Insomma, Guè può parlare di amore/sesso con leggerezza ma anche con introspezione. Il filo conduttore dell’album in ogni caso appare chiaro e anche i featuring, per quanto si tratti per lo più di nomi reclamizzati, contribuiscono a dargli coesione: Rose Villain, Frah Quintale, Tony Effe, Chiello, Ernia, in modi diversi sono tutti professionisti quando si tratta di toccare certi temi. Per non parlare di Tormento, il padre della seduzione nell’hip hop italiano, in formissima col suo tono graffiante (in quanti si sarebbero aspettati lui ed Ernia a parti invertite? E invece abbiamo avuto Torme alla strofa ed Ernia al ritornello).

Il tutto sul tappeto musicale curato da Pietrino 2nd Roof (che adesso si chiama ChefP) e Andy Sixpm e impreziosito da alcune divagazioni. Le sonorità raggae tessute da Bassi per “Nei tuoi skinny”, il pezzo con Frah Quintale, il sample di Pino Daniele nella canzone d’apertura. Per non parlare del campione di “Acqua e sapone” degli Stadio in “Meravigliosa”, ennesima dimostrazione di quanto le sonorità anni ’80 si sposino col suo rap e, soprattutto, conferma di quanto non esista, in Italia, nessuno con il suo gusto musicale nella scelta dei beat, una qualità spesso sottovalutata ma che difatti ha contribuito a renderlo la figura più importante del genere nel nostro Paese. Il fatto di potersi permettere di avere il tag «la musica de Harry Fraud» in apertura di un suo pezzo, Pain is love, è solo il coronamento del percorso fin qui, davvero un punto d’arrivo per tornare alle sue parole, visto che mai un rapper italiano aveva potuto collaborare con un produttore di questo calibro.

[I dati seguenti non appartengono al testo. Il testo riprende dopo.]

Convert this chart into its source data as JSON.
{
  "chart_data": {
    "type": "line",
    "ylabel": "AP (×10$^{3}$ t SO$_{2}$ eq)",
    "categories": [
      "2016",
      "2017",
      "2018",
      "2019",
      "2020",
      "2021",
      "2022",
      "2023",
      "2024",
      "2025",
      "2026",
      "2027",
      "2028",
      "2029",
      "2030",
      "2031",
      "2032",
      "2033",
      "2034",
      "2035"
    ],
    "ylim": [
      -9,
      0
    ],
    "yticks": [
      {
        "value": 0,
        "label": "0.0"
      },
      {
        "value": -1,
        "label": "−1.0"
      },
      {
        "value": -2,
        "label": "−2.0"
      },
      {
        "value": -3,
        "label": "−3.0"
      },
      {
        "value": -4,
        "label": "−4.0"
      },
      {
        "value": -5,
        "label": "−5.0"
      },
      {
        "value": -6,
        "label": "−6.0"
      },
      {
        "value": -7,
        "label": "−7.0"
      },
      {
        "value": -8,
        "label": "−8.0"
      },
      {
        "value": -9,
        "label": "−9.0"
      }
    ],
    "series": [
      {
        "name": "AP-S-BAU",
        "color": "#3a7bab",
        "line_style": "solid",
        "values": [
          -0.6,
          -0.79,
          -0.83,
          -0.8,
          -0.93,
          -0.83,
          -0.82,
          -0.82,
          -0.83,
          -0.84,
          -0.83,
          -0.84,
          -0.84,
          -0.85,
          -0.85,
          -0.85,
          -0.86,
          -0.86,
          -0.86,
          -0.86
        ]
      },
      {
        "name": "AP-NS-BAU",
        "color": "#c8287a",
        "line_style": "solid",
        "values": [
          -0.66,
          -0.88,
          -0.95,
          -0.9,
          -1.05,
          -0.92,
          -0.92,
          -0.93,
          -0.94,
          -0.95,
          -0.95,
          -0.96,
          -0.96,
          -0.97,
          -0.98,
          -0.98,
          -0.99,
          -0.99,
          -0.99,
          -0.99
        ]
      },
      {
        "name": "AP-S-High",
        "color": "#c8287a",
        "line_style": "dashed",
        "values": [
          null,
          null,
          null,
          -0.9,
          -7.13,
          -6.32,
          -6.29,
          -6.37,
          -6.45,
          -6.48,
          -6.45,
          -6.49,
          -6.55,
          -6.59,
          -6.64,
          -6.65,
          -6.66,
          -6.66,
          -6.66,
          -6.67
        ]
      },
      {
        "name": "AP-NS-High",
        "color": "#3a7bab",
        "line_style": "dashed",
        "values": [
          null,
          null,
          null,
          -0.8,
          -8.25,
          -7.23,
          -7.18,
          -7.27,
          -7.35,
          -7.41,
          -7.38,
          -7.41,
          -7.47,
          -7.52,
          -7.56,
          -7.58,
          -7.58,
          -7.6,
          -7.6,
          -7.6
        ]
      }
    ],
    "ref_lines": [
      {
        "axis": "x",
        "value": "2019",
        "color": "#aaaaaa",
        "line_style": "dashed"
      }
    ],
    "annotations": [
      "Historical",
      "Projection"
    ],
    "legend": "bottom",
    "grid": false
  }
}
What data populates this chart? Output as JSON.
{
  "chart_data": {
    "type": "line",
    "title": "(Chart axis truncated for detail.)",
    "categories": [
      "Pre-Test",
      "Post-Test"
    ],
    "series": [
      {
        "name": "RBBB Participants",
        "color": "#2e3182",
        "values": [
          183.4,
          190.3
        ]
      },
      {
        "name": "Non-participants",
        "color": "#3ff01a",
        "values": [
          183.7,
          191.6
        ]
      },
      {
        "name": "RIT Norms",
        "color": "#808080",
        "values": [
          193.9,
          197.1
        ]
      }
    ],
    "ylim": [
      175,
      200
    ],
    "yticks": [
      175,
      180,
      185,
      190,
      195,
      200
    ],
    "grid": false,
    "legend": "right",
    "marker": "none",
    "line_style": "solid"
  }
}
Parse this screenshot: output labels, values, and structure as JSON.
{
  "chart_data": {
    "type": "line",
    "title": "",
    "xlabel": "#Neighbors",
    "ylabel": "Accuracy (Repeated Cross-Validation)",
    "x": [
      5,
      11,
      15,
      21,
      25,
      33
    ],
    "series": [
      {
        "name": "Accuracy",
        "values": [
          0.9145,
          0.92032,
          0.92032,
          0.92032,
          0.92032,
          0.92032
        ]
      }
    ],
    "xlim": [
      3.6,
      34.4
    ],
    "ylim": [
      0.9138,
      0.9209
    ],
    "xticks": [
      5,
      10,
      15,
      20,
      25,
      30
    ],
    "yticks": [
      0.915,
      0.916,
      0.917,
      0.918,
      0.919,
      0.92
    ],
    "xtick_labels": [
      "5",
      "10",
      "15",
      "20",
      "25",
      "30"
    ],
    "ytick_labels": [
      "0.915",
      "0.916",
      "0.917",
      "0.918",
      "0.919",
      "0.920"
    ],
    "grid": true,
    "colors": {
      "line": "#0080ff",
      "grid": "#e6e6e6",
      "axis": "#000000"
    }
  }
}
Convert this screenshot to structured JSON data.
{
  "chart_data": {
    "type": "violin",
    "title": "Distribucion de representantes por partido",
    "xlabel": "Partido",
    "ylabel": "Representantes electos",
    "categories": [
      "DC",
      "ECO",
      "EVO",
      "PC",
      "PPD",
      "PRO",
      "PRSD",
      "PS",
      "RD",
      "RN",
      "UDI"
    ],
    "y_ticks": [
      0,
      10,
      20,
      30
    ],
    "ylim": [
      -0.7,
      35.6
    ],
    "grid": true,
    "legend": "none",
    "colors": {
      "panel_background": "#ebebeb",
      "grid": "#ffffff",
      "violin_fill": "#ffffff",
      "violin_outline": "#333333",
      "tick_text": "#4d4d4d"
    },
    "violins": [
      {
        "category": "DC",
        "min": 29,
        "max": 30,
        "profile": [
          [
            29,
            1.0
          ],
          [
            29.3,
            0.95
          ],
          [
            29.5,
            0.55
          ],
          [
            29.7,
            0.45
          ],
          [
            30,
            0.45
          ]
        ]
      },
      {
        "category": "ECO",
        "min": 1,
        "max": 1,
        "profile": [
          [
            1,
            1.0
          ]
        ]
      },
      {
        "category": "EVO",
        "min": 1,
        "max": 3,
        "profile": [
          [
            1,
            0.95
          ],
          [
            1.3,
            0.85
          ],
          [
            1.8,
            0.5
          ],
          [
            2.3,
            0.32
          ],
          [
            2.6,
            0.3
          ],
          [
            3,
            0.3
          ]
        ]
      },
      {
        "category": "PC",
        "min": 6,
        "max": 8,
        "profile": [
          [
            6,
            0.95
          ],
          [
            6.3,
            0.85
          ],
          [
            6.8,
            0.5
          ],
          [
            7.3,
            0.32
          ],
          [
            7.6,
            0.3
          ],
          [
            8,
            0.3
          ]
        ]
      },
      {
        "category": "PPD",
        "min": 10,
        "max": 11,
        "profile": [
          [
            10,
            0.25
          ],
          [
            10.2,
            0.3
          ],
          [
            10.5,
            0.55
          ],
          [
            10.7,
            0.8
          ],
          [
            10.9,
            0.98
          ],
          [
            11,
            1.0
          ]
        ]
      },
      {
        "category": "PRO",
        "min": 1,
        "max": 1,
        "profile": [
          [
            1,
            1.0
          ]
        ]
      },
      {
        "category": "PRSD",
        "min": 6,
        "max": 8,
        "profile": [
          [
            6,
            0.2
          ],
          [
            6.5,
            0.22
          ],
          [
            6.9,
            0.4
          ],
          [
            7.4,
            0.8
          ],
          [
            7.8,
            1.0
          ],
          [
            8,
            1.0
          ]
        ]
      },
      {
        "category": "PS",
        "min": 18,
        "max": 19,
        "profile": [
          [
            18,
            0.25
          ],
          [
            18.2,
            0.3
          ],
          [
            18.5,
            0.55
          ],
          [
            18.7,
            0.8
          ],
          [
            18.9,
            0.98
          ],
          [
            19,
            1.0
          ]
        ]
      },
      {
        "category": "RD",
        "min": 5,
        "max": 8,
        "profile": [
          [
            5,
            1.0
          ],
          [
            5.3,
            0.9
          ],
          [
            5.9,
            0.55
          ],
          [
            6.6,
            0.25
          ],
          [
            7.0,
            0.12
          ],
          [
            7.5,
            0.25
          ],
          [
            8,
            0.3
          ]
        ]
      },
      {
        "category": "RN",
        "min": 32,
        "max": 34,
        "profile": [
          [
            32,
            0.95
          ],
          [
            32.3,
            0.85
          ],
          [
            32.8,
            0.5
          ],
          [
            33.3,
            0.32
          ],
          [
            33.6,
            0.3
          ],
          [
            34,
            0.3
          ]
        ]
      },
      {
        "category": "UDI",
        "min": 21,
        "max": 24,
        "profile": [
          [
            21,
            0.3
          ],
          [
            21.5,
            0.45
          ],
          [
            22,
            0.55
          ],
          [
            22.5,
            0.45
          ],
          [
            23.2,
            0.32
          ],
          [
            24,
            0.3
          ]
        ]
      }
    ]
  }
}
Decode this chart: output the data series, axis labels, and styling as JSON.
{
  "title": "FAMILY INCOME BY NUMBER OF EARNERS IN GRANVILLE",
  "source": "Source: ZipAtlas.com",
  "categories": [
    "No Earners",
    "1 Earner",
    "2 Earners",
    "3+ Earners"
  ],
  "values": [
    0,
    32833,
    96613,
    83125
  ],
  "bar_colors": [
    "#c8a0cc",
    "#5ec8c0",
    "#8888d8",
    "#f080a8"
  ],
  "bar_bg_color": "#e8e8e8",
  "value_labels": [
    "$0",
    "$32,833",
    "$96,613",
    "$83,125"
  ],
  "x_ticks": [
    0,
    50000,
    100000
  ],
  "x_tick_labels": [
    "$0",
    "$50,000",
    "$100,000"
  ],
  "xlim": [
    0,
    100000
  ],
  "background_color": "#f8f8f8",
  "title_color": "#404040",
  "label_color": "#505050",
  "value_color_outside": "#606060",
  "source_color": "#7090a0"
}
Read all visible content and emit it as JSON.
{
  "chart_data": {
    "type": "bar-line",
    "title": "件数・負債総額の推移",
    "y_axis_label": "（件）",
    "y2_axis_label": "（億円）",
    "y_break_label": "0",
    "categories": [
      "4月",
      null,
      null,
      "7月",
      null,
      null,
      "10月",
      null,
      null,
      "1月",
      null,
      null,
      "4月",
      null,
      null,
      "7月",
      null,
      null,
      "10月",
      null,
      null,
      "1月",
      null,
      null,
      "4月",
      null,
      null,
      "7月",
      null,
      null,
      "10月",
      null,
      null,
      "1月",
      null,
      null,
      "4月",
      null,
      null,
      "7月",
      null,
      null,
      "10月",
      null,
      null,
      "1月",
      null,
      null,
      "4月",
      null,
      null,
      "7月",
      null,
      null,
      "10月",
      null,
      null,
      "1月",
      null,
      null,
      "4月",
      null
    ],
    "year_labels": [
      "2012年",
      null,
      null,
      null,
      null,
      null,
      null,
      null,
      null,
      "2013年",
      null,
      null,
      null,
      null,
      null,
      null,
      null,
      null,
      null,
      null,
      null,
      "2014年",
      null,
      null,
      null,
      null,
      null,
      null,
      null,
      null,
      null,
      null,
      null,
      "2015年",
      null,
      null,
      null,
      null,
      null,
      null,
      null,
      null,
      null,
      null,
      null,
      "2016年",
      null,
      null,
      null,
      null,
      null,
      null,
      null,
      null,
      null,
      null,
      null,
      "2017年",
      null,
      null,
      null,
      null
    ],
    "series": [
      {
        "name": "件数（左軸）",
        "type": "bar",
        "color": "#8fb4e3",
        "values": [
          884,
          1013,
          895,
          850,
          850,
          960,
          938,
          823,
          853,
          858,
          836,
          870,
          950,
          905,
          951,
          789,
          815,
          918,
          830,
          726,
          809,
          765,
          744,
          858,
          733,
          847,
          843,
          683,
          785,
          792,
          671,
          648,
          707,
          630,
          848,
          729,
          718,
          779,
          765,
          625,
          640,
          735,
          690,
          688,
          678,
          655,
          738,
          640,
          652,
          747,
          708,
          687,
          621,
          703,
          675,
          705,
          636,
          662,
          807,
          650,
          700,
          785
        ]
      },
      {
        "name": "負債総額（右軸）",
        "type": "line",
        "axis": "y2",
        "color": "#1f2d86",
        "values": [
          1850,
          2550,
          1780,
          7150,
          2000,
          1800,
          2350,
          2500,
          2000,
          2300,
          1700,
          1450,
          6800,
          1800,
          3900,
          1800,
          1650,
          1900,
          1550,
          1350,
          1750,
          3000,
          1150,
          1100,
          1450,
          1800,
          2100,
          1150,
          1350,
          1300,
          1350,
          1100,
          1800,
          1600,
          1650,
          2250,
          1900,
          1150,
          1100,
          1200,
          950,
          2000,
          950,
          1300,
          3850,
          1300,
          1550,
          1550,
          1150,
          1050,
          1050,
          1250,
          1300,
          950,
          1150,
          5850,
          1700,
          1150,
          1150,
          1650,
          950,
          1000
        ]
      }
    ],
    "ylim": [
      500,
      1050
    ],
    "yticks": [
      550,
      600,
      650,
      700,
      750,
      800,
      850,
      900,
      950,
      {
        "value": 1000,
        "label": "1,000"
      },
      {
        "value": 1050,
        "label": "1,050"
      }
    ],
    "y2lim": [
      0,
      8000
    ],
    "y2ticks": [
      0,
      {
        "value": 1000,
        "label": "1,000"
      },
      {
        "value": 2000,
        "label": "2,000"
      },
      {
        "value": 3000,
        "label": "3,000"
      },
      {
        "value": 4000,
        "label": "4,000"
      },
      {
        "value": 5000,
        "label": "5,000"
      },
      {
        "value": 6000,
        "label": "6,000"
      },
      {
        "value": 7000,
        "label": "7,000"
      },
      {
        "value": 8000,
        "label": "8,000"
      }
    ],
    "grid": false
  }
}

Tutto ciò, comunque, non basta a nascondere una certa inquietudine. È ciò che si cela sotto la patina del lusso e che Guè, di tanto in tanto, lascia emergere nei suoi pezzi. Sono passati dieci anni da Vero, quello che per buona parte dei suoi fan resta il suo capolavoro. Guè lo chiudeva con un pezzo quasi autobiografico, in cui affermava che l’«odio vero uccide l’amore perché è più sincero». Era naturale, allora, che un disco come Tropico del Capricorno, dove nonostante tutte le frequentazioni l’unico amore sincero espresso da Guè rimane solo quello per sua mamma e sua figlia, dovesse risolversi nell’amarezza di Argonauta, un flusso di coscienza che diventa disprezzo nei confronti di tutto quel campionario di personaggi da cui vuole astrarsi: i malati di mala, i gangster di plastica, i finti ricchi. Figure impossibili da evitare in quel sottomondo di cui Guè è cantore, innamorato ma anche anche schiavo, e che di sicuro non ha ancora finito di raccontarci.